Il Rendiconto generale sull´amministrazione dello Stato è previsto nel primo comma dell´articolo 81 della Costituzione che fu scritto direttamente da Luigi Einaudi, allora membro autorevolissimo dell´Assemblea Costituente. Stabilisce che ogni anno il governo deve sottoporre all´approvazione delle Camere il Rendiconto generale, così come deve presentare ogni anno la legge di bilancio. Il Rendiconto altro non è che il consuntivo delle entrate e delle spese, la legge di bilancio (o finanziaria come un tempo si diceva) è il preventivo.
La legge n. 196 del 2009 parla anch´essa del Rendiconto (sebbene Berlusconi nel suo discorso di mercoledì l´abbia escluso) stabilendo che quel documento, proposto dal Tesoro e redatto dalla Ragioneria generale, sia trasmesso alla Corte dei Conti per la “parificazione”, un´indagine ulteriore sulla correttezza costituzionale delle “coperture” e poi, così vidimato dalla Corte, inviato al Parlamento il cui voto è un voto politico. Il Parlamento cioè è chiamato a dare un suo giudizio sul consuntivo della finanza pubblica. Il voto negativo significa che il Parlamento dà un giudizio negativo su come il governo ha gestito la finanza pubblica nel precedente esercizio.

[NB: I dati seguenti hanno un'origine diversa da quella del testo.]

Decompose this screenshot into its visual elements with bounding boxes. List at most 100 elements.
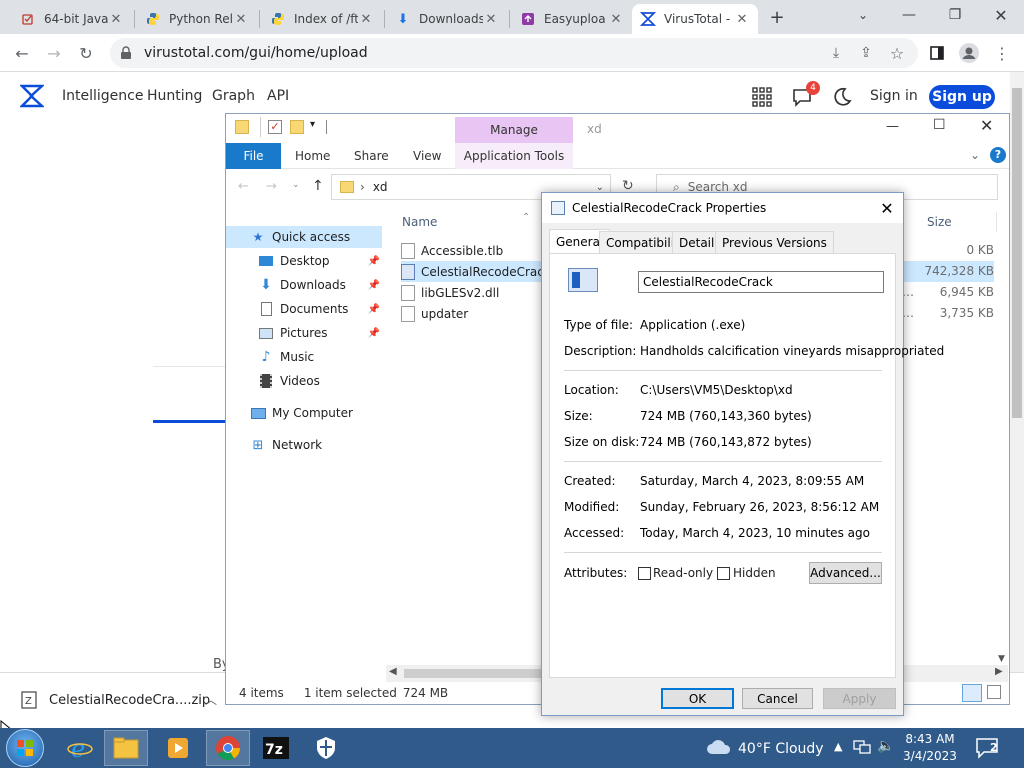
weather-widget[interactable]: 40°F Cloudy bbox=[706, 738, 824, 760]
tab-easyupload[interactable]: Easyuploa ✕ bbox=[512, 4, 632, 34]
ok-button[interactable]: OK bbox=[661, 688, 734, 709]
readonly-checkbox[interactable] bbox=[638, 567, 651, 580]
side-panel-icon[interactable] bbox=[923, 39, 951, 67]
volume-icon[interactable]: 🔈 bbox=[877, 738, 894, 754]
readonly-label[interactable]: Read-only bbox=[653, 566, 713, 580]
ribbon-expand-chevron-icon[interactable]: ⌄ bbox=[970, 148, 980, 162]
tab-index-of[interactable]: Index of /ft ✕ bbox=[262, 4, 382, 34]
large-icons-view-icon[interactable] bbox=[987, 685, 1001, 699]
vt-nav-hunting[interactable]: Hunting bbox=[147, 88, 202, 104]
close-icon[interactable]: ✕ bbox=[483, 12, 499, 27]
close-icon[interactable]: ✕ bbox=[734, 12, 750, 27]
nav-item-videos[interactable]: Videos bbox=[226, 370, 382, 392]
hscrollbar-thumb[interactable] bbox=[404, 669, 554, 678]
back-arrow-icon[interactable]: ← bbox=[238, 179, 249, 194]
share-icon[interactable]: ⇪ bbox=[852, 39, 880, 67]
minimize-button[interactable]: — bbox=[886, 0, 932, 30]
install-app-icon[interactable]: ⤓ bbox=[822, 39, 850, 67]
ribbon-file-tab[interactable]: File bbox=[226, 143, 281, 169]
address-dropdown-icon[interactable]: ⌄ bbox=[596, 182, 604, 193]
nav-item-music[interactable]: ♪ Music bbox=[226, 346, 382, 368]
manage-contextual-tab[interactable]: Manage bbox=[455, 117, 573, 143]
window-close-button[interactable]: ✕ bbox=[980, 116, 993, 135]
chrome-icon[interactable] bbox=[206, 730, 250, 766]
file-row[interactable]: Accessible.tlb bbox=[401, 240, 546, 261]
hidden-checkbox[interactable] bbox=[717, 567, 730, 580]
media-player-icon[interactable] bbox=[156, 730, 200, 766]
ribbon-application-tools-tab[interactable]: Application Tools bbox=[455, 143, 573, 169]
address-bar[interactable]: virustotal.com/gui/home/upload bbox=[110, 38, 918, 68]
nav-item-pictures[interactable]: Pictures 📌 bbox=[226, 322, 382, 344]
tab-python-release[interactable]: Python Rele ✕ bbox=[137, 4, 257, 34]
advanced-button[interactable]: Advanced... bbox=[809, 562, 882, 584]
close-icon[interactable]: ✕ bbox=[233, 12, 249, 27]
scroll-down-icon[interactable]: ▼ bbox=[998, 654, 1005, 664]
internet-explorer-icon[interactable]: e bbox=[58, 730, 102, 766]
vt-nav-graph[interactable]: Graph bbox=[212, 88, 255, 104]
browser-menu-icon[interactable]: ⋮ bbox=[988, 39, 1016, 67]
virustotal-logo-icon[interactable] bbox=[19, 84, 46, 111]
network-tray-icon[interactable] bbox=[853, 739, 871, 758]
taskbar-clock[interactable]: 8:43 AM 3/4/2023 bbox=[897, 731, 963, 765]
dark-mode-moon-icon[interactable] bbox=[832, 87, 852, 110]
start-button[interactable] bbox=[6, 729, 44, 767]
up-arrow-icon[interactable]: ↑ bbox=[312, 178, 324, 194]
scroll-left-icon[interactable]: ◀ bbox=[389, 666, 397, 677]
minimize-button[interactable]: — bbox=[886, 119, 899, 134]
qat-dropdown-icon[interactable]: ▾ bbox=[310, 119, 315, 130]
window-close-button[interactable]: ✕ bbox=[978, 0, 1024, 30]
vt-nav-api[interactable]: API bbox=[267, 88, 289, 104]
download-filename[interactable]: CelestialRecodeCra....zip bbox=[49, 693, 210, 708]
nav-item-quick-access[interactable]: ★ Quick access bbox=[226, 226, 382, 248]
nav-item-documents[interactable]: Documents 📌 bbox=[226, 298, 382, 320]
file-row[interactable]: updater bbox=[401, 303, 546, 324]
tab-search-button[interactable]: ⌄ bbox=[840, 0, 886, 30]
7zip-icon[interactable]: 7z bbox=[254, 730, 298, 766]
bookmark-star-icon[interactable]: ☆ bbox=[883, 39, 911, 67]
vt-nav-intelligence[interactable]: Intelligence bbox=[62, 88, 143, 104]
details-view-icon[interactable] bbox=[962, 684, 982, 702]
properties-check-icon[interactable]: ✓ bbox=[268, 120, 282, 134]
tray-chevron-icon[interactable]: ▲ bbox=[834, 740, 842, 753]
help-icon[interactable]: ? bbox=[990, 147, 1006, 163]
column-header-size[interactable]: Size bbox=[927, 215, 952, 229]
sign-in-link[interactable]: Sign in bbox=[870, 88, 918, 104]
profile-avatar[interactable] bbox=[955, 39, 983, 67]
new-folder-icon[interactable] bbox=[290, 120, 304, 134]
column-header-name[interactable]: Name bbox=[402, 215, 437, 229]
apps-grid-icon[interactable] bbox=[752, 87, 772, 110]
tab-java[interactable]: 64-bit Java ✕ bbox=[12, 4, 132, 34]
restore-button[interactable]: ❐ bbox=[932, 0, 978, 30]
close-icon[interactable]: ✕ bbox=[108, 12, 124, 27]
maximize-button[interactable]: ☐ bbox=[933, 117, 946, 133]
close-icon[interactable]: ✕ bbox=[608, 12, 624, 27]
new-tab-button[interactable]: + bbox=[766, 6, 788, 28]
dialog-close-button[interactable]: ✕ bbox=[876, 197, 898, 219]
nav-item-desktop[interactable]: Desktop 📌 bbox=[226, 250, 382, 272]
nav-item-my-computer[interactable]: My Computer bbox=[226, 402, 382, 424]
scroll-right-icon[interactable]: ▶ bbox=[995, 666, 1003, 677]
tab-virustotal[interactable]: VirusTotal - ✕ bbox=[632, 4, 758, 34]
back-button[interactable]: ← bbox=[8, 39, 36, 67]
forward-button[interactable]: → bbox=[40, 39, 68, 67]
nav-item-network[interactable]: ⊞ Network bbox=[226, 434, 382, 456]
forward-arrow-icon[interactable]: → bbox=[266, 179, 277, 194]
file-row[interactable]: libGLESv2.dll bbox=[401, 282, 546, 303]
hidden-label[interactable]: Hidden bbox=[733, 566, 776, 580]
file-row-selected[interactable]: CelestialRecodeCrack bbox=[401, 261, 551, 282]
ribbon-home-tab[interactable]: Home bbox=[295, 149, 330, 163]
filename-field[interactable]: CelestialRecodeCrack bbox=[638, 271, 884, 293]
recent-locations-icon[interactable]: ⌄ bbox=[292, 180, 300, 190]
file-explorer-icon[interactable] bbox=[104, 730, 148, 766]
reload-button[interactable]: ↻ bbox=[72, 39, 100, 67]
ribbon-share-tab[interactable]: Share bbox=[354, 149, 389, 163]
nav-item-downloads[interactable]: ⬇ Downloads 📌 bbox=[226, 274, 382, 296]
cancel-button[interactable]: Cancel bbox=[742, 688, 813, 709]
close-icon[interactable]: ✕ bbox=[358, 12, 374, 27]
chevron-up-icon[interactable]: ︿ bbox=[205, 691, 217, 708]
apply-button[interactable]: Apply bbox=[823, 688, 896, 709]
security-shield-icon[interactable] bbox=[304, 730, 348, 766]
page-scrollbar-thumb[interactable] bbox=[1012, 88, 1022, 418]
ribbon-view-tab[interactable]: View bbox=[413, 149, 441, 163]
sign-up-button[interactable]: Sign up bbox=[929, 85, 995, 109]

Poiché il Parlamento rappresenta il popolo sovrano, quel giudizio negativo è espresso dai delegati del popolo sovrano. E non sarà certo l´attuale governo e il suo “premier” a dissentire su questo punto, visto che il loro potere attuale è continuamente riportato al popolo sovrano e ai suoi delegati.

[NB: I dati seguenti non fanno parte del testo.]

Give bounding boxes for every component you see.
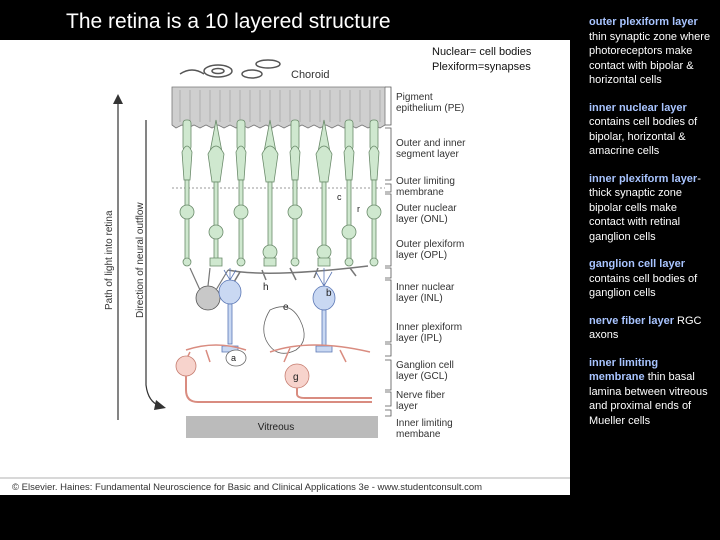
horizontal-cell-processes xyxy=(227,265,369,283)
up-arrow-icon xyxy=(113,94,123,104)
layer-notes: outer plexiform layer thin synaptic zone… xyxy=(589,15,715,441)
layer-label-onl: Outer nuclear layer (ONL) xyxy=(396,203,457,225)
down-right-arrow-icon xyxy=(154,400,166,410)
note-inl: inner nuclear layer contains cell bodies… xyxy=(589,101,715,159)
axis-label-outflow: Direction of neural outflow xyxy=(135,202,146,318)
pigment-epithelium-texture xyxy=(179,90,381,122)
retina-diagram: Choroid c r h b e a g Vitreous Path of l… xyxy=(0,59,570,493)
cone-letter: c xyxy=(337,192,342,202)
note-line-nuclear: Nuclear= cell bodies xyxy=(432,46,532,58)
layer-label-gcl: Ganglion cell layer (GCL) xyxy=(396,360,454,382)
note-term: nerve fiber layer xyxy=(589,314,674,327)
ganglion-cell-axons xyxy=(185,376,372,403)
rod-letter: r xyxy=(357,204,360,214)
note-text: contains cell bodies of ganglion cells xyxy=(589,272,698,300)
copyright-text: © Elsevier. Haines: Fundamental Neurosci… xyxy=(12,482,482,493)
layer-label-olm: Outer limiting membrane xyxy=(396,176,455,198)
note-opl: outer plexiform layer thin synaptic zone… xyxy=(589,15,715,88)
layer-label-ipl: Inner plexiform layer (IPL) xyxy=(396,322,462,344)
layer-label-opl: Outer plexiform layer (OPL) xyxy=(396,239,464,261)
amacrine-cell-letter: a xyxy=(231,353,236,363)
photoreceptor-terminals xyxy=(182,257,379,267)
choroid-vessels xyxy=(179,59,281,79)
retina-figure: Choroid c r h b e a g Vitreous Path of l… xyxy=(0,40,570,495)
photoreceptor-inner-segments xyxy=(181,145,380,183)
note-text: contains cell bodies of bipolar, horizon… xyxy=(589,116,698,157)
nuclear-plexiform-note: Nuclear= cell bodies Plexiform=synapses xyxy=(432,45,531,75)
photoreceptor-cells xyxy=(179,179,382,261)
note-term: inner nuclear layer xyxy=(589,101,687,114)
note-gcl: ganglion cell layer contains cell bodies… xyxy=(589,257,715,301)
layer-label-pe: Pigment epithelium (PE) xyxy=(396,92,464,114)
layer-ticks xyxy=(385,86,392,417)
note-text: thin synaptic zone where photoreceptors … xyxy=(589,30,711,87)
note-ilm: inner limiting membrane thin basal lamin… xyxy=(589,356,715,429)
layer-label-ilm: Inner limiting membane xyxy=(396,418,453,440)
glial-cell-letter: e xyxy=(283,302,289,313)
ganglion-cell-letter: g xyxy=(293,372,299,383)
layer-label-inl: Inner nuclear layer (INL) xyxy=(396,282,455,304)
ganglion-cell-small xyxy=(175,355,197,377)
note-term: inner plexiform layer xyxy=(589,172,698,185)
note-nfl: nerve fiber layer RGC axons xyxy=(589,314,715,343)
horizontal-cell-letter: h xyxy=(263,282,269,293)
vitreous-label: Vitreous xyxy=(258,422,295,433)
slide-title: The retina is a 10 layered structure xyxy=(66,10,391,33)
layer-labels: Pigment epithelium (PE) Outer and inner se… xyxy=(396,92,466,440)
note-term: ganglion cell layer xyxy=(589,258,685,270)
bipolar-cell-letter: b xyxy=(326,288,332,299)
choroid-label: Choroid xyxy=(291,69,330,81)
note-ipl: inner plexiform layer- thick synaptic zo… xyxy=(589,172,715,245)
axis-label-light: Path of light into retina xyxy=(104,210,115,310)
note-term: outer plexiform layer xyxy=(589,16,698,28)
layer-label-segments: Outer and inner segment layer xyxy=(396,138,466,160)
note-line-plexiform: Plexiform=synapses xyxy=(432,61,531,73)
layer-label-nfl: Nerve fiber layer xyxy=(396,390,446,412)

Dunque: il popolo sovrano attraverso il voto dei suoi rappresentanti ha bocciato l´articolo 1 del Rendiconto generale. Che cosa dice quell´articolo? Eccolo: «Il Rendiconto generale dell´Amministrazione dello Stato e i rendiconti delle Amministrazioni e delle Aziende autonome per l´esercizio 2010 sono approvati nelle risultanze di cui ai seguenti articoli» seguono varie pagine di tabelle, redatte dalla Ragioneria, firmate dal ministro del Tesoro e parificate dalla Corte dei Conti.
Si ricava da tutto ciò senza ombra di dubbio che il voto della Camera è un voto politico che sfiducia il consuntivo del 2010. E poiché la legge finanziaria del 2010 fu redatta dallo stesso ministro e dallo stesso governo di oggi, sono essi ad essere stati sfiduciati. E poiché infine uno dei principi della democrazia parlamentare consiste nel fatto che i ministri e i governi sono giudicati dal consuntivo delle loro azioni, questa è la sfiducia legittimamente votata dalla Camera dei deputati.
Berlusconi vorrebbe ripresentare il Rendiconto cambiandone l´articolo 1. E come può cambiarlo? L´ho citato nella sua letteralità: bocciare quell´articolo ha significato la bocciatura dell´intero provvedimento il quale, come dicono i regolamenti parlamentari, non può essere ripresentato se non dopo sei mesi, cosa che certamente non sfuggirà all´impeccabile vigilanza del Capo dello Stato.
Allora non c´è soluzione? Dobbiamo restare senza il consuntivo fino al prossimo aprile? E come si potrà costruire il preventivo senza avere certezze e approvazione del consuntivo? Una soluzione c´è: le dimissioni del governo. La fiducia di oggi è un sotterfugio perché la fiducia il governo l´ha già perduta l´altro ieri ed oggi si vota la fiducia ad un governo che l´ha già persa e potrebbe ritrovarla soltanto dopo aver rimesso le dimissioni nelle mani del Capo dello Stato.
Questa è la procedura costituzionale e non mi pare che possa essere ignorata.
Post scriptum. Forse Emanuele Macaluso, che spesso mi dedica la sua acida attenzione sul Riformista opinerà diversamente da me. Ma con tutto il rispetto che gli è dovuto, la sua opinione è, come tutte le opinioni, puramente soggettiva.